Chroma plugin

The Chroma plugin provides indexer and retriever implementations that use the Chroma vector database in client/server mode.

Installation

npm i --save genkitx-chromadb

Configuration

To use this plugin, specify it when you initialize Genkit:

import { genkit } from 'genkit';
import { chroma } from 'genkitx-chromadb';

const ai = genkit({
  plugins: [
    chroma([
      {
        collectionName: 'bob_collection',
        embedder: textEmbedding004,
      },
    ]),
  ],
});

You must specify a Chroma collection and the embedding model you want to use.
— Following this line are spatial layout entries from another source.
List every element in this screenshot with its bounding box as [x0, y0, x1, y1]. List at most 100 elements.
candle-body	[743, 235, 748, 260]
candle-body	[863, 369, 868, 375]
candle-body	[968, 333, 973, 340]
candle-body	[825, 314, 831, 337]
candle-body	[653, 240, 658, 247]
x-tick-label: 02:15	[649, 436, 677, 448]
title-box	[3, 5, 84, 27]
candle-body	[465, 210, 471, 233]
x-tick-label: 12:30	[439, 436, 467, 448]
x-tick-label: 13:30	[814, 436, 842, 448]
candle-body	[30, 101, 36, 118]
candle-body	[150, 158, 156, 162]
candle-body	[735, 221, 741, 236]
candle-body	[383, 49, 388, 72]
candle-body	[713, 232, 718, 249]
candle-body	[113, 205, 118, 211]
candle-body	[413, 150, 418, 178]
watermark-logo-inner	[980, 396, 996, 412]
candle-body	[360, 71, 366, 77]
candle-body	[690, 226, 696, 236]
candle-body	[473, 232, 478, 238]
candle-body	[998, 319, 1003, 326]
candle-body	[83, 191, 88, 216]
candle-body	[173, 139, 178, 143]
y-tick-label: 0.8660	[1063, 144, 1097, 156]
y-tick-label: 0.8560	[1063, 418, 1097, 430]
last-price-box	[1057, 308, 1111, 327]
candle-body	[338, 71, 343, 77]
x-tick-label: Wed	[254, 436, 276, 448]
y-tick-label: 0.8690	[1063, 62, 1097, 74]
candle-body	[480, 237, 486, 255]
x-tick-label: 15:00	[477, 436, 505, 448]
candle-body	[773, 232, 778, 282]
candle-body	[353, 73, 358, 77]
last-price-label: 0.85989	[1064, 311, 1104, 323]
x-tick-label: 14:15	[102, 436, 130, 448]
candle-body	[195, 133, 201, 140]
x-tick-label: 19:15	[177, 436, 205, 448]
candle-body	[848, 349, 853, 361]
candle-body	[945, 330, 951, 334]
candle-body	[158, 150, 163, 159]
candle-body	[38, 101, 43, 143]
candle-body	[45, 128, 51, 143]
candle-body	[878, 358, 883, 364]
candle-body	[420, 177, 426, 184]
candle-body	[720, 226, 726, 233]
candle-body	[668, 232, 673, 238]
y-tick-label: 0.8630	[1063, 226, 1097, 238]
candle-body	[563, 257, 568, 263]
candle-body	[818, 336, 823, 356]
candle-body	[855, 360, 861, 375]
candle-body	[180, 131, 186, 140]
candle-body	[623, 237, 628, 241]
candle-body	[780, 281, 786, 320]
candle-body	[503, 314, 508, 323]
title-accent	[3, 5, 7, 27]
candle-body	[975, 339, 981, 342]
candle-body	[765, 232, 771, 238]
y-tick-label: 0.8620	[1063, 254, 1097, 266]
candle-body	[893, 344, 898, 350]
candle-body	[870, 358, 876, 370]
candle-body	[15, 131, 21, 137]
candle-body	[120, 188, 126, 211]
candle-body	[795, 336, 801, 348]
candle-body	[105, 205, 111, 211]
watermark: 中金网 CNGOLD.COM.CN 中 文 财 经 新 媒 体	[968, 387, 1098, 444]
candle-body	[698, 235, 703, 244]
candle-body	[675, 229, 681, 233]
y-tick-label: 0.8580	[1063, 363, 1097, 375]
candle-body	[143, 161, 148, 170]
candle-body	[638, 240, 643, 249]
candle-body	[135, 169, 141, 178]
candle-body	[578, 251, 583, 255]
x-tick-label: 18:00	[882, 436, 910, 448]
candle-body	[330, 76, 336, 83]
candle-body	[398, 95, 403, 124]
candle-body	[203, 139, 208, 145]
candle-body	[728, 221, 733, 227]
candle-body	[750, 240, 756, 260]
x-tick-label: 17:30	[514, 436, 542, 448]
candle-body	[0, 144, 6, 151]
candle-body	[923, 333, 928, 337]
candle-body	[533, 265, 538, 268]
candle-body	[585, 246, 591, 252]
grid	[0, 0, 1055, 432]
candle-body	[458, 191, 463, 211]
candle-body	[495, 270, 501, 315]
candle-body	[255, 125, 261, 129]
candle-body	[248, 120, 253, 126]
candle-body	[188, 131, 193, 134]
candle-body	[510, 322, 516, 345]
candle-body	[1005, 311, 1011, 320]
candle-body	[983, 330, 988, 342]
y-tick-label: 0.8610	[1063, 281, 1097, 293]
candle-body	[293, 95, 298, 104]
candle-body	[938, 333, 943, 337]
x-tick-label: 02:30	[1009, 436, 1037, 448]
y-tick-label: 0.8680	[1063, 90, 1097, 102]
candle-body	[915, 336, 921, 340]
In addition, there are two optional parameters:

  • clientParams: If you're not running your Chroma server on the same machine as your Genkit flow, you need to specify auth options, or you're otherwise not running a default Chroma server configuration, you can specify a Chroma ChromaClientParams object to pass to the Chroma client:

    clientParams: {
      path: "http://192.168.10.42:8000",
    }
    
  • embedderOptions: Use this parameter to pass options to the embedder:

    embedderOptions: { taskType: 'RETRIEVAL_DOCUMENT' },
    

Usage

Import retriever and indexer references like so:

import { chromaRetrieverRef } from 'genkitx-chromadb';
import { chromaIndexerRef } from 'genkitx-chromadb';

Then, use the references with ai.retrieve() and ai.index():

// To use the index you configured when you loaded the plugin:
let docs = await ai.retrieve({ retriever: chromaRetrieverRef, query });

// To specify an index:
export const bobFactsRetriever = chromaRetrieverRef({
  collectionName: 'bob-facts',
});
docs = await ai.retrieve({ retriever: bobFactsRetriever, query });
// To use the index you configured when you loaded the plugin:
await ai.index({ indexer: chromaIndexerRef, documents });

// To specify an index:
export const bobFactsIndexer = chromaIndexerRef({
  collectionName: 'bob-facts',
});
await ai.index({ indexer: bobFactsIndexer, documents });

See the Retrieval-augmented generation page for a general discussion on indexers and retrievers.